Empereur est de toutes façons la bonne adresse pour tout. On y trouve des pieds de sommier en verre, des fers à repasser de voyage, des cages à grillons, au moins dix catégories de chaînes vendues au mètre et des employé-es sacré-es qui vous accueillent comme si l'ampoule que vous cherchez était destinée à la Nasa. Il peut paraître étonnant de trouver une arme de défense dans un temple des arts ménagers (“Empereur, depuis 1827”), mais en fait Empereur est le temple de l'introuvable, ce n'est pas moi qui l'ai dit c'est un journaliste des Échos. Un lieu aussi plein d'objets qu'on ne saurait nommer est une bouffée d'azote. En plus, ce qui ne gâche rien, il est plein de lesbiennes, je le vérifie chaque fois. Et aujourd'hui comme naguère : deux couples en cinq minutes, comme si Empereur était plus à même de satisfaire leurs besoins que les 3G.
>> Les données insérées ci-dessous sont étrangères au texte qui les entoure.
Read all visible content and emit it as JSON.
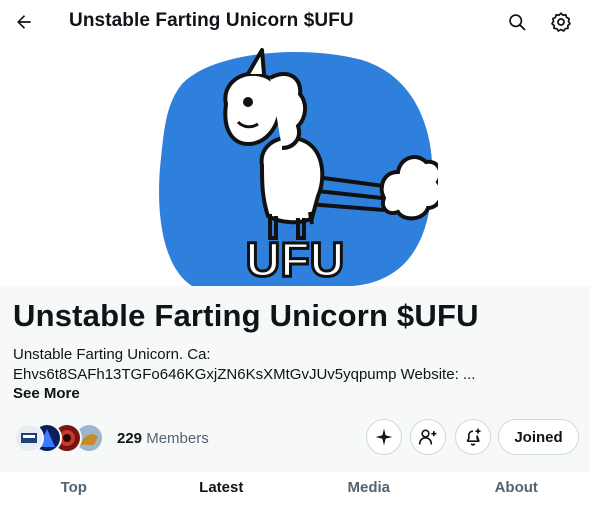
{
  "header": {
    "title": "Unstable Farting Unicorn $UFU",
    "icons": [
      "arrow-left-icon",
      "search-icon",
      "gear-icon"
    ]
  },
  "banner": {
    "logo_text": "UFU",
    "background_color": "#2f7fdc"
  },
  "community": {
    "name": "Unstable Farting Unicorn $UFU",
    "description_line1": "Unstable Farting Unicorn. Ca:",
    "description_line2": "Ehvs6t8SAFh13TGFo646KGxjZN6KsXMtGvJUv5yqpump Website: ...",
    "see_more": "See More",
    "member_count": "229",
    "members_label": "Members",
    "actions": {
      "sparkle": "sparkle-icon",
      "invite": "add-person-icon",
      "notifications": "bell-plus-icon",
      "joined_label": "Joined"
    }
  },
  "tabs": [
    {
      "label": "Top",
      "active": false
    },
    {
      "label": "Latest",
      "active": true
    },
    {
      "label": "Media",
      "active": false
    },
    {
      "label": "About",
      "active": false
    }
  ],
  "colors": {
    "text": "#0f1419",
    "secondary_text": "#536471",
    "border": "#cfd9de",
    "panel": "#f7f9f9"
  }
}
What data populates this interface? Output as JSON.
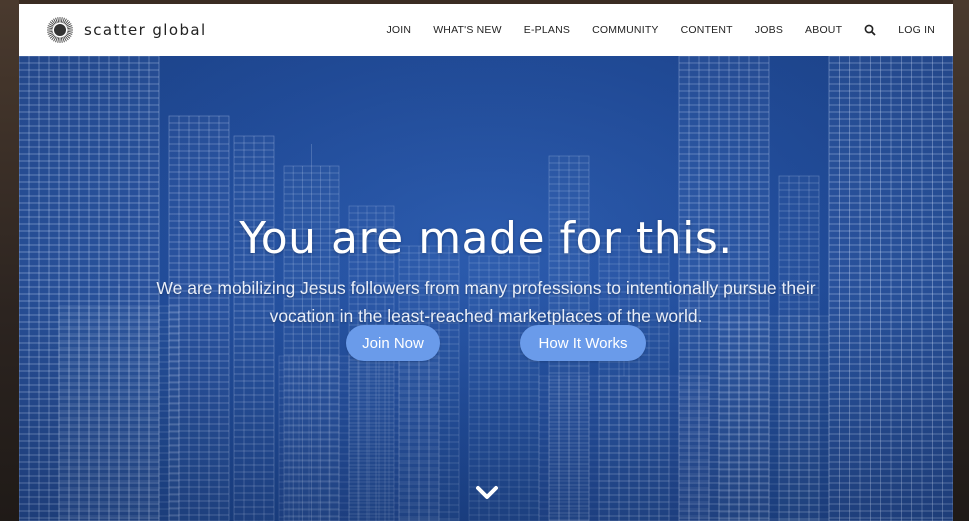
{
  "brand": {
    "name": "scatter global",
    "logo_icon": "sunburst-logo-icon"
  },
  "nav": {
    "items": [
      {
        "label": "JOIN"
      },
      {
        "label": "WHAT'S NEW"
      },
      {
        "label": "E-PLANS"
      },
      {
        "label": "COMMUNITY"
      },
      {
        "label": "CONTENT"
      },
      {
        "label": "JOBS"
      },
      {
        "label": "ABOUT"
      }
    ],
    "search_icon": "search-icon",
    "login": "LOG IN"
  },
  "hero": {
    "headline": "You are made for this.",
    "subtext": "We are mobilizing Jesus followers from many professions to intentionally pursue their vocation in the least-reached marketplaces of the world.",
    "buttons": {
      "join": "Join Now",
      "how": "How It Works"
    },
    "scroll_icon": "chevron-down-icon",
    "background": "blueprint-skyline"
  },
  "colors": {
    "hero_blue": "#234f9e",
    "button": "#6a9bea",
    "header_bg": "#ffffff",
    "text_dark": "#222222"
  }
}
Pour revenir à ma bombe, c'est au rayon coutellerie que je l'ai trouvée. Même ici, sous ce plafond de lames diversiformes, les gardiens du temple étaient complètement doux et méthodiques. Une dame m'a menée vers un homme demi-jeune, de petite taille, déjà un peu dégarni ; il a accueilli ma requête avec une sorte de tendresse désolée. Je me demande ce qu'ils pensent, quand une personne arrive avec ce genre de commande ; j'ai eu l'impression de faire un aveu grave, comme à un médecin auquel j'aurais révélé une arthrose terminale. Le vendeur m'a détaillé les différentes tailles et la législation en vigueur, il m'a conseillé la plus petite (on ne pousse jamais à la dépense chez Empereur) et il est allé me la chercher.
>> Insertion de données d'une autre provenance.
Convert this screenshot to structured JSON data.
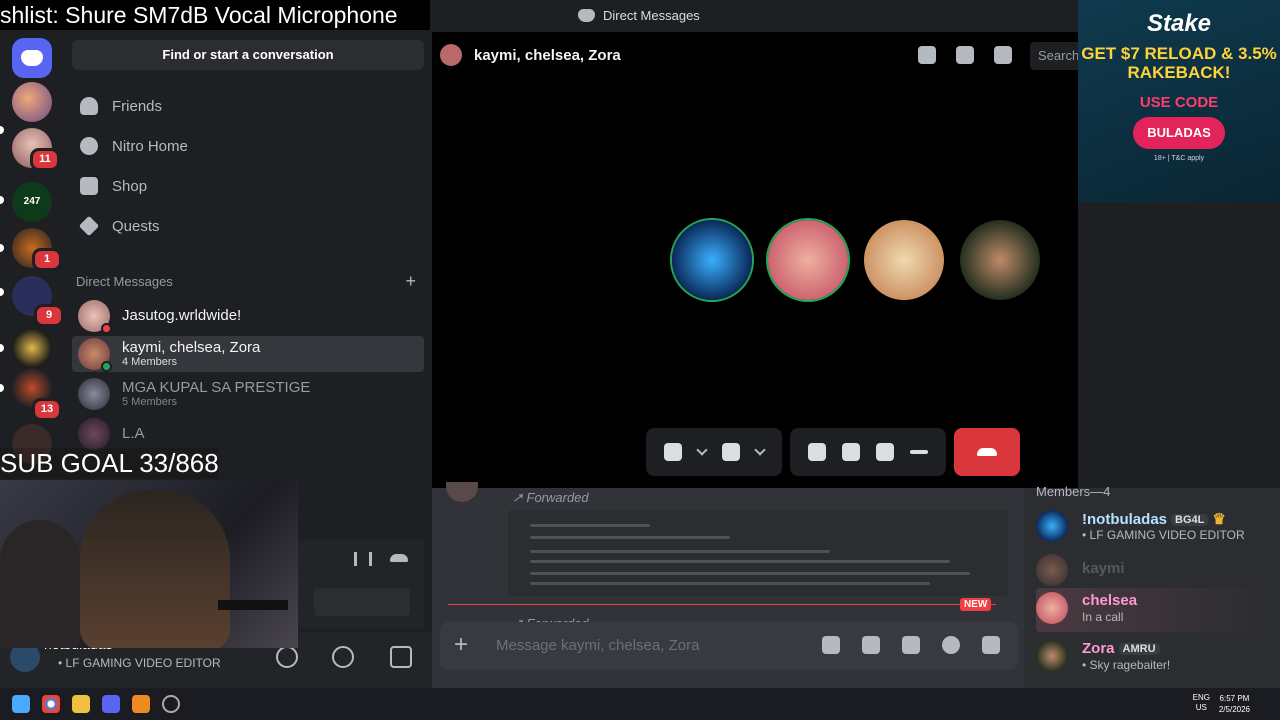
{
  "stream": {
    "title": "shlist: Shure SM7dB Vocal Microphone",
    "sub_goal": "SUB GOAL 33/868"
  },
  "window": {
    "title": "Direct Messages"
  },
  "rail": {
    "badges": [
      "11",
      "1",
      "9",
      "13"
    ]
  },
  "sidebar": {
    "find_label": "Find or start a conversation",
    "nav": [
      {
        "label": "Friends",
        "icon": "friends-icon"
      },
      {
        "label": "Nitro Home",
        "icon": "nitro-icon"
      },
      {
        "label": "Shop",
        "icon": "shop-icon"
      },
      {
        "label": "Quests",
        "icon": "quests-icon"
      }
    ],
    "dm_header": "Direct Messages",
    "dm_add": "+",
    "dms": [
      {
        "name": "Jasutog.wrldwide!",
        "sub": ""
      },
      {
        "name": "kaymi, chelsea, Zora",
        "sub": "4 Members"
      },
      {
        "name": "MGA KUPAL SA PRESTIGE",
        "sub": "5 Members"
      },
      {
        "name": "L.A",
        "sub": ""
      }
    ]
  },
  "user": {
    "name": "notbuladas",
    "status": "• LF GAMING VIDEO EDITOR"
  },
  "call": {
    "title": "kaymi, chelsea, Zora",
    "search_placeholder": "Search"
  },
  "chat": {
    "forwarded_label": "↗ Forwarded",
    "new_label": "NEW",
    "placeholder": "Message kaymi, chelsea, Zora"
  },
  "members": {
    "header": "Members—4",
    "list": [
      {
        "name": "!notbuladas",
        "tag": "BG4L",
        "status": "• LF GAMING VIDEO EDITOR",
        "color": "#b5e3ff"
      },
      {
        "name": "kaymi",
        "tag": "",
        "status": "",
        "color": "#6d6f78"
      },
      {
        "name": "chelsea",
        "tag": "",
        "status": "In a call",
        "color": "#ff9ad1"
      },
      {
        "name": "Zora",
        "tag": "AMRU",
        "status": "• Sky ragebaiter!",
        "color": "#ff9ad1"
      }
    ]
  },
  "ad": {
    "brand": "Stake",
    "headline": "GET $7 RELOAD & 3.5% RAKEBACK!",
    "use_code": "USE CODE",
    "code": "BULADAS",
    "terms": "18+ | T&C apply"
  },
  "taskbar": {
    "lang": "ENG",
    "region": "US",
    "time": "6:57 PM",
    "date": "2/5/2026"
  }
}
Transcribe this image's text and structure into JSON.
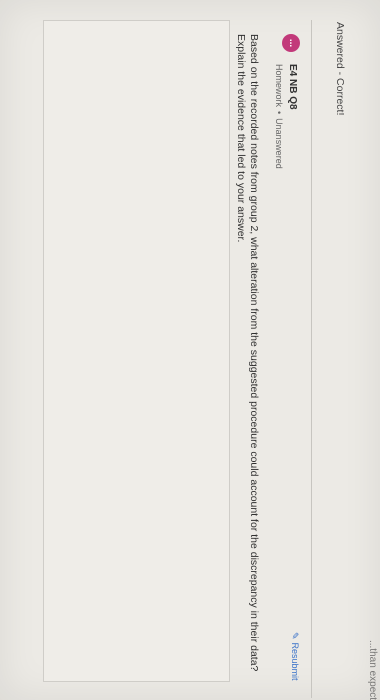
{
  "previous": {
    "tail_text": "...than expected.",
    "status": "Answered - Correct!"
  },
  "question": {
    "avatar": "...",
    "title": "E4 NB Q8",
    "type": "Homework",
    "separator": "•",
    "state": "Unanswered",
    "text": "Based on the recorded notes from group 2, what alteration from the suggested procedure could account for the discrepancy in their data? Explain the evidence that led to your answer.",
    "resubmit": "Resubmit"
  },
  "answer_box": {
    "value": ""
  },
  "icons": {
    "resubmit": "pencil-icon",
    "avatar": "dots-avatar-icon"
  },
  "colors": {
    "avatar_bg": "#c2397a",
    "link": "#3b73c9"
  }
}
Sous les présentoirs vitrines il y avait un "sécateur à doigts" fait de deux bagues (pour enfiler les doigts) et d'une double lame. Ça aurait pu faire une arme aussi, un truc discret et peu encombrant permettant à tout moment (par exemple gardé dans la poche) de couper un nez ou des oreilles. Un bel objet, étrange et puissant comme un lapsus. Une fois revenu, le vendeur a tenu à m'expliquer l'usage de la bombe. Ce n'était pas du tout dans sa fonction de vendeur mais je le sentais dans mon camp, il était devenu partie prenante de ma défense : faites attention à la direction du vent, tenez-vous à distance, là comme ça, s'ils sont plusieurs balayer de gauche à droite, surtout savoir que si vous la sortez c'est pour vous en servir, pas de sommations, tirez tout de suite.
Il m'a montré comment la cacher dans la manche,  me l'a tendue avec précaution. J'ai demandé en effleurant le pressoir du doigt s'il y avait un cran de sécurité, il a fait un bond d'un mètre en arrière. J'ai la violence entre mes mains.
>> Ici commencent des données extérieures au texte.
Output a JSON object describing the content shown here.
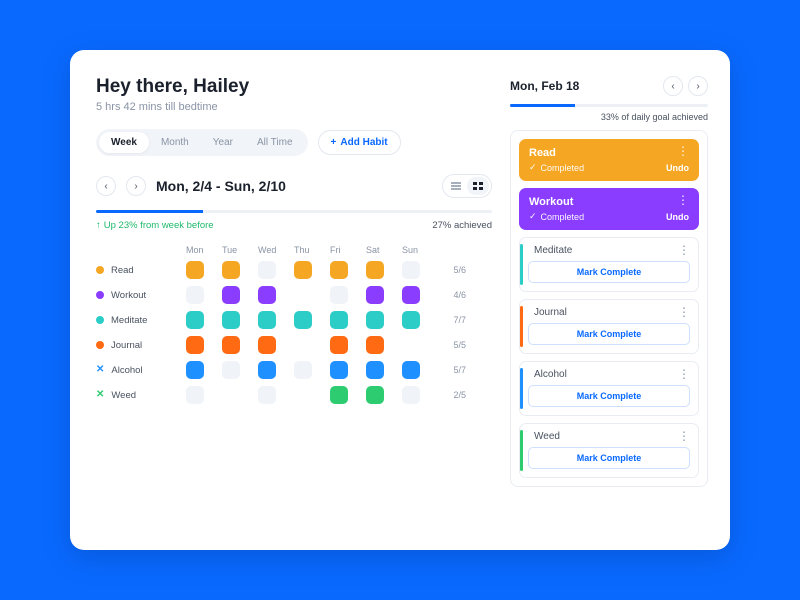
{
  "greeting": "Hey there, Hailey",
  "subtitle": "5 hrs 42 mins till bedtime",
  "period_tabs": [
    "Week",
    "Month",
    "Year",
    "All Time"
  ],
  "period_active": 0,
  "add_habit_label": "Add Habit",
  "date_range": "Mon, 2/4 - Sun, 2/10",
  "week_progress_pct": 27,
  "trend_text": "Up 23% from week before",
  "achieved_text": "27% achieved",
  "days": [
    "Mon",
    "Tue",
    "Wed",
    "Thu",
    "Fri",
    "Sat",
    "Sun"
  ],
  "colors": {
    "read": "#f5a623",
    "workout": "#8b3dff",
    "meditate": "#2cccc7",
    "journal": "#ff6a13",
    "alcohol": "#1e90ff",
    "weed": "#2ecc71",
    "empty": "#f0f3f7",
    "accent": "#0969ff"
  },
  "habits": [
    {
      "key": "read",
      "name": "Read",
      "marker": "dot",
      "count": "5/6",
      "cells": [
        "c",
        "c",
        "e",
        "c",
        "c",
        "c",
        "e"
      ]
    },
    {
      "key": "workout",
      "name": "Workout",
      "marker": "dot",
      "count": "4/6",
      "cells": [
        "e",
        "c",
        "c",
        "",
        "e",
        "c",
        "c"
      ]
    },
    {
      "key": "meditate",
      "name": "Meditate",
      "marker": "dot",
      "count": "7/7",
      "cells": [
        "c",
        "c",
        "c",
        "c",
        "c",
        "c",
        "c"
      ]
    },
    {
      "key": "journal",
      "name": "Journal",
      "marker": "dot",
      "count": "5/5",
      "cells": [
        "c",
        "c",
        "c",
        "",
        "c",
        "c",
        ""
      ]
    },
    {
      "key": "alcohol",
      "name": "Alcohol",
      "marker": "x",
      "count": "5/7",
      "cells": [
        "c",
        "e",
        "c",
        "e",
        "c",
        "c",
        "c"
      ]
    },
    {
      "key": "weed",
      "name": "Weed",
      "marker": "x",
      "count": "2/5",
      "cells": [
        "e",
        "",
        "e",
        "",
        "c",
        "c",
        "e"
      ]
    }
  ],
  "right": {
    "date": "Mon, Feb 18",
    "progress_pct": 33,
    "progress_text": "33% of daily goal achieved",
    "completed_label": "Completed",
    "undo_label": "Undo",
    "mark_complete_label": "Mark Complete",
    "done": [
      {
        "key": "read",
        "name": "Read"
      },
      {
        "key": "workout",
        "name": "Workout"
      }
    ],
    "todo": [
      {
        "key": "meditate",
        "name": "Meditate"
      },
      {
        "key": "journal",
        "name": "Journal"
      },
      {
        "key": "alcohol",
        "name": "Alcohol"
      },
      {
        "key": "weed",
        "name": "Weed"
      }
    ]
  }
}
Pour cinq euros j'ai eu la bombe et le cours. J'ai aussi pris le fer à repasser de voyage, un très petit fer rouge et noir qui chauffait trop à son goût, j'ai payé, il a relevé la tête avec des yeux humides en me disant : j'espère que vous n'aurez jamais l'occasion de vous en servir. Comme s'il savait qu'il m'était arrivé une chose terrible.

Il faisait très beau ce jour là, la douceur de l'air sur le cours a manqué de me faire exploser le cœur. Je suis revenue dans la boutique et j'ai dit au vendeur que j'étais désolée de lui avoir fait peur. Il a souri. J'ai pris un vélib et je suis partie pour Malmousque.
L'objet ne pèse pas comme les autres dans mon sac, à chaque fois que je l'effleure je pense au moment où je m'en servirai.

Je me demande s'il arrivera seul ou s'ils seront à plusieurs, si je les verrai venir où si je sentirai une main sur mon épaule. Si j'aurai le temps de fouiller dans ma poche avant que mon sourire ne se fige.